組織を動かすための10の教訓

『リーダーシップ論』コッター

1.重要な組織変革を成功に導くのは息の長い仕事であり、複雑な8段階のプロセスからなるものである。変革がとんとん拍子に手際よく進むことはあり得ない。踏むべきステップを日和見的にはしょったり、実行手順をあべこべにしてしまうようでは、志はとうてい遂げられない。


2.どのような環境下であれ、変革は一般的に、数字におよぶ複雑なプロセスを経て完遂されるものだ。だが、組織変革を目指すマネジャーが主にどういった行動をとるかは、常に個々の状況に応じて異なる。その時々の状況を十分に考慮しなかなったり、ある特定のアプローチを万能だと思い、そればかりにしがみついたりするようでは、悲惨な結末につながるかもしれない。

3.20世紀の歴史とその時代に培われた企業文化の影響を受けた人々は、大変革を実行しようとする際に、皆、同じような過ちを犯す(これには多くの理由がある)。有能で正しい志を持ったマネジャーですら、その例外ではない。


4.リーダーシップとマネジメントは別物である。そして、意義ある変革を成功に導く原動力は、リーダーシップであってマネジメントではない。十分なリーダーシップが発揮されなければ、失敗の可能性は高く、成功の可能性は低くなる。新戦略、リエンジニアリング、企業買収、品質プログラム、体質改善など、どのような変革であろうと、それは同じである。


5.変化のスピードが速まっているため、組織を動かすうえでリーダーシップの重要性が高くなっている。組織内で権力を持つ人々のうちごく一人握りしか、この重要な事実を認識あるいは理解していない。

6.組織を動かす人々は、マネジメントとリーダーとしての仕事を両方こなすようになってきている、といって差し支えないだろう。マネジメントの仕事は、計画と予算を策定し、階層を活用して職務遂行に必要な人脈を構築し、コントロールによって任務をまっとうすることである。また、リーダーとしての仕事は、ビジョンと戦略を作り上げ、複雑ではあるが同じベクトルを持つ人脈を背景に実行力を築き、社員のやる気を引き出すことでビジョンと戦略を遂行することである。

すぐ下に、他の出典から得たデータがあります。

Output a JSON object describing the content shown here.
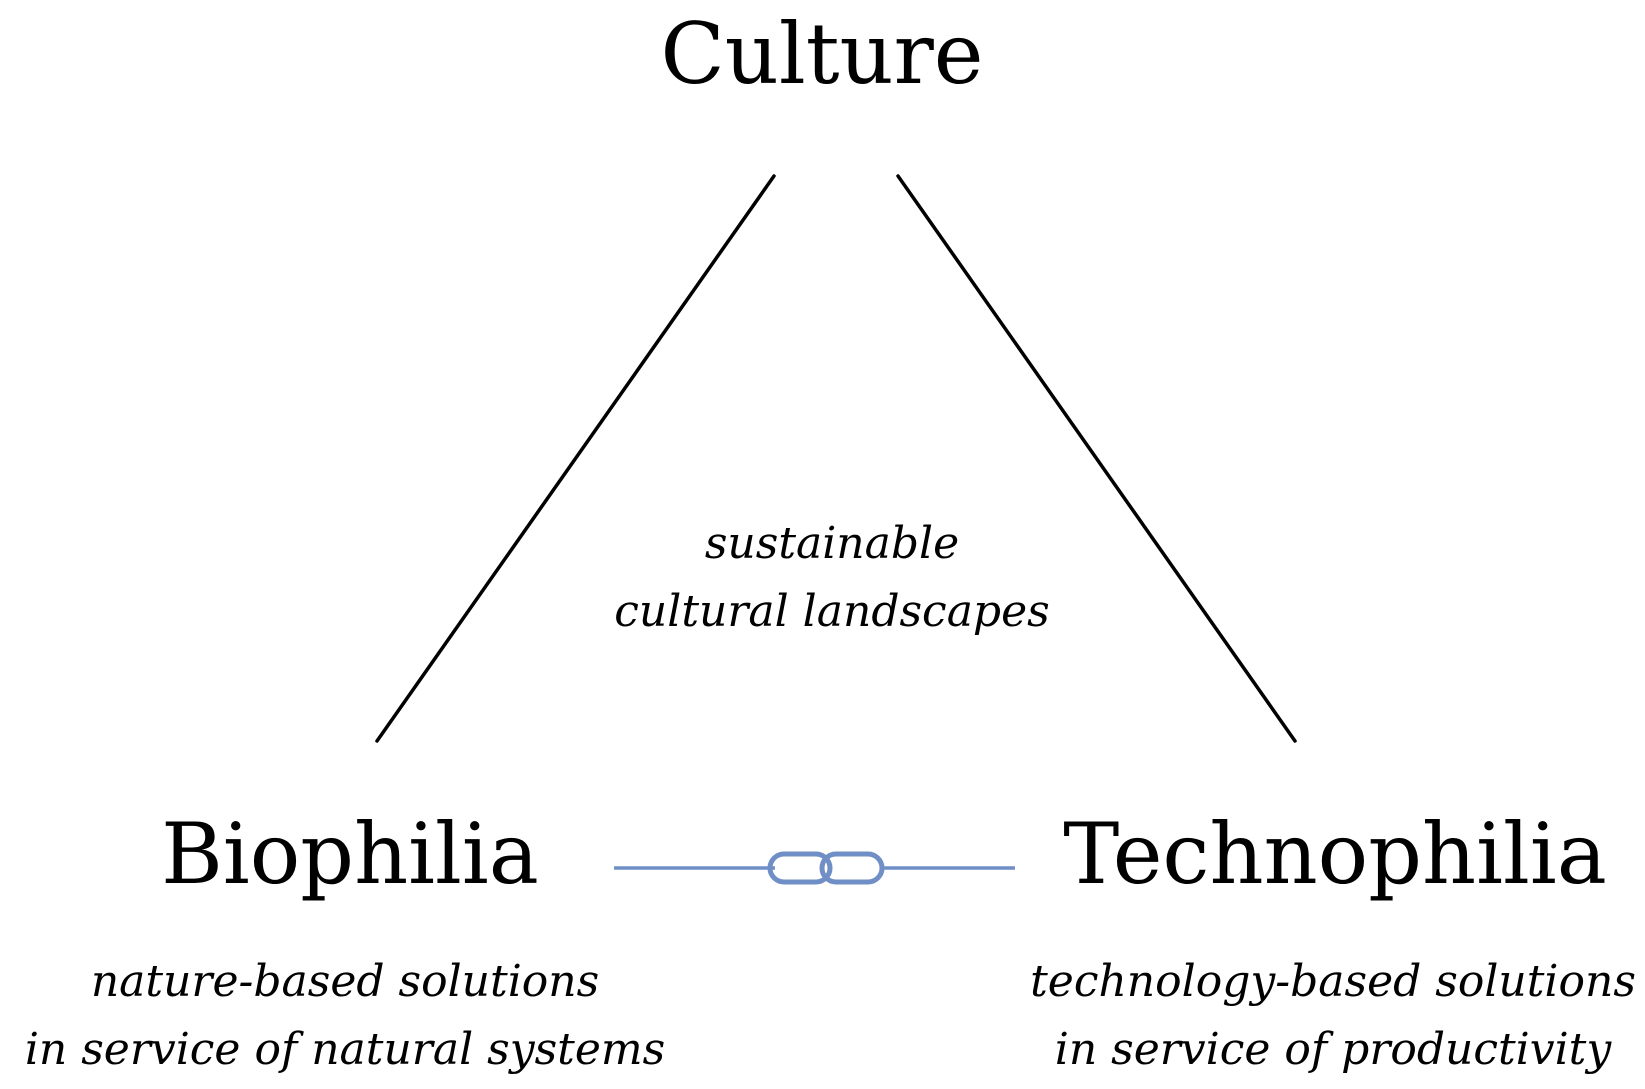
{
  "nodes": {
    "culture": {
      "title": "Culture"
    },
    "biophilia": {
      "title": "Biophilia",
      "caption_lines": [
        "nature-based solutions",
        "in service of natural systems"
      ]
    },
    "technophilia": {
      "title": "Technophilia",
      "caption_lines": [
        "technology-based solutions",
        "in service of productivity"
      ]
    }
  },
  "center": {
    "caption_lines": [
      "sustainable",
      "cultural landscapes"
    ]
  },
  "connector": {
    "icon": "chain-link-icon",
    "color": "#6f8fc6"
  },
  "line_color": "#000000"
}
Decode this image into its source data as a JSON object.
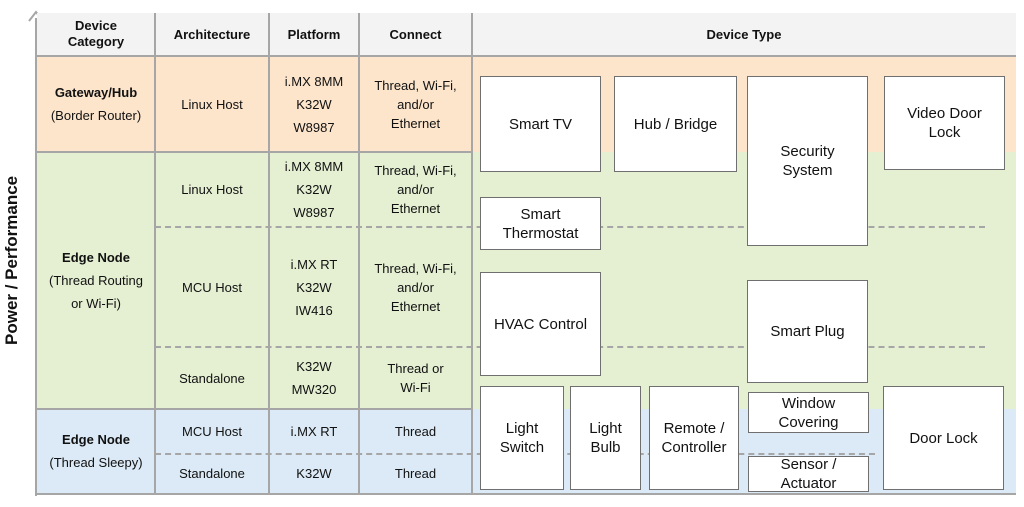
{
  "y_axis": {
    "label": "Power / Performance"
  },
  "headers": {
    "device_category": "Device Category",
    "architecture": "Architecture",
    "platform": "Platform",
    "connect": "Connect",
    "device_type": "Device Type"
  },
  "rows": {
    "gateway": {
      "category_title": "Gateway/Hub",
      "category_sub": "(Border Router)",
      "architecture": "Linux Host",
      "platform": [
        "i.MX 8MM",
        "K32W",
        "W8987"
      ],
      "connect": "Thread, Wi-Fi, and/or Ethernet"
    },
    "edge_node": {
      "category_title": "Edge Node",
      "category_sub": [
        "(Thread Routing",
        "or Wi-Fi)"
      ],
      "linux": {
        "architecture": "Linux Host",
        "platform": [
          "i.MX 8MM",
          "K32W",
          "W8987"
        ],
        "connect": "Thread, Wi-Fi, and/or Ethernet"
      },
      "mcu": {
        "architecture": "MCU Host",
        "platform": [
          "i.MX RT",
          "K32W",
          "IW416"
        ],
        "connect": "Thread, Wi-Fi, and/or Ethernet"
      },
      "standalone": {
        "architecture": "Standalone",
        "platform": [
          "K32W",
          "MW320"
        ],
        "connect": "Thread or Wi-Fi"
      }
    },
    "sleepy": {
      "category_title": "Edge Node",
      "category_sub": "(Thread Sleepy)",
      "mcu": {
        "architecture": "MCU Host",
        "platform": "i.MX RT",
        "connect": "Thread"
      },
      "standalone": {
        "architecture": "Standalone",
        "platform": "K32W",
        "connect": "Thread"
      }
    }
  },
  "device_types": {
    "smart_tv": "Smart TV",
    "hub_bridge": "Hub / Bridge",
    "security_system": "Security System",
    "video_door_lock": "Video Door Lock",
    "smart_thermostat": "Smart Thermostat",
    "hvac_control": "HVAC Control",
    "smart_plug": "Smart Plug",
    "light_switch": "Light Switch",
    "light_bulb": "Light Bulb",
    "remote_controller": "Remote / Controller",
    "window_covering": "Window Covering",
    "sensor_actuator": "Sensor / Actuator",
    "door_lock": "Door Lock"
  }
}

7.マネジメントは、組織のフォーマルな階層を通して機能する。だがリーダーシップはインフォーマルな人間関係に依存する。このため、環境変化のせいでリーダーシップへのニーズが大きくなると、組織を動かす立場にある人々は、ますます複雑な力関係、人間関係の中に身を置くようになる。

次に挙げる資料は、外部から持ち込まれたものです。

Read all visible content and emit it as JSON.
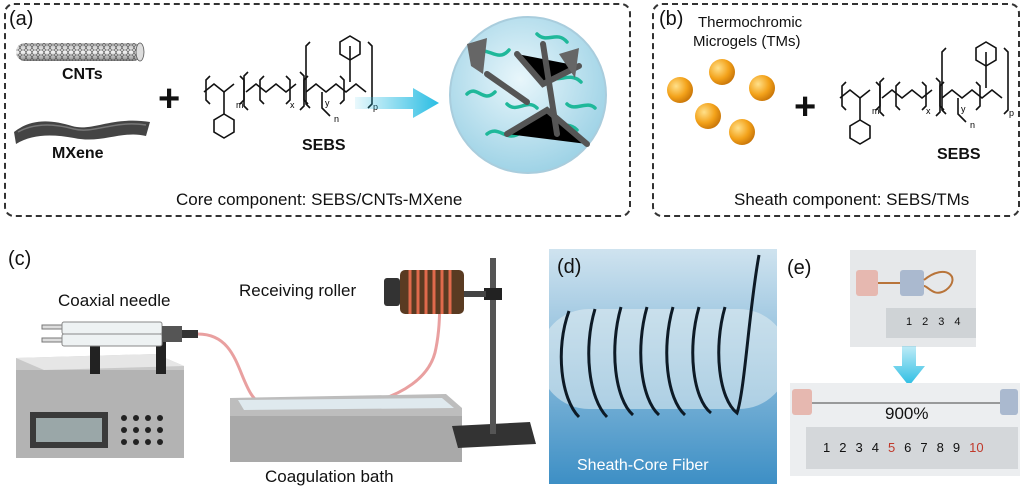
{
  "panel_a": {
    "label": "(a)",
    "cnts_label": "CNTs",
    "mxene_label": "MXene",
    "plus": "+",
    "sebs_label": "SEBS",
    "caption": "Core component: SEBS/CNTs-MXene",
    "sub_m": "m",
    "sub_x": "x",
    "sub_y": "y",
    "sub_n": "n",
    "sub_p": "p"
  },
  "panel_b": {
    "label": "(b)",
    "tms_label_line1": "Thermochromic",
    "tms_label_line2": "Microgels (TMs)",
    "plus": "+",
    "sebs_label": "SEBS",
    "caption": "Sheath component: SEBS/TMs",
    "sub_m": "m",
    "sub_x": "x",
    "sub_y": "y",
    "sub_n": "n",
    "sub_p": "p"
  },
  "panel_c": {
    "label": "(c)",
    "needle_label": "Coaxial needle",
    "roller_label": "Receiving roller",
    "bath_label": "Coagulation bath"
  },
  "panel_d": {
    "label": "(d)",
    "caption": "Sheath-Core Fiber"
  },
  "panel_e": {
    "label": "(e)",
    "strain_label": "900%",
    "ruler_top_ticks": [
      "1",
      "2",
      "3",
      "4"
    ],
    "ruler_bottom_ticks": [
      "1",
      "2",
      "3",
      "4",
      "5",
      "6",
      "7",
      "8",
      "9",
      "10"
    ]
  },
  "colors": {
    "arrow_cyan": "#29bde3",
    "microgel_orange": "#f3a21a",
    "polymer_teal": "#1fb89a",
    "fiber_pink": "#e9a0a0",
    "coil_copper": "#c0603a"
  }
}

8.組織を動かすうえで、リーダーシップの発揮が重要になってきている。そして、リーダーとは、人間同士の複雑な依存関係をくりながら役割を果たすものである。そのため、権力を振りかざすのではなく、インフォーマルな人間関係を上手く処することが、組織を動かす人々の重要な仕事になっている。


9.「組織を動かす」というテーマについて、ヒエラルキーやフォーマルな権威だけでなく、人的ネットワークや依存関係という問題も考えるようになると、そこに、興味深いさまざまな意味合いを見つけ出すことができる。従来は奇妙に聞こえたり、邪道と考えられていたアイデアー例えば、「上司をマネジメントする」-の重要性を、突如として理解できるようになる。

10.マネジャーやリーダーが分刻みの時間刻みでとる行動は、マネジャーや英雄的リーダー、あるいはエグゼクティブに対して世間が抱く典型的なイメージを裏切るのが普通だ。そのため、組織を動かす立場にある人々、とくに新米マネジャーは、大いに混乱してしまう。しかし、マネジャーがこなさなければならない幅広い役割(リーダーシップとマネジメント)、困難な業務(現状の継続と変革)、そして(フォーマルな階層だけにとどまらない)複雑な人間関係を考慮すれば、彼らの日々の行動も理解できるというものだ。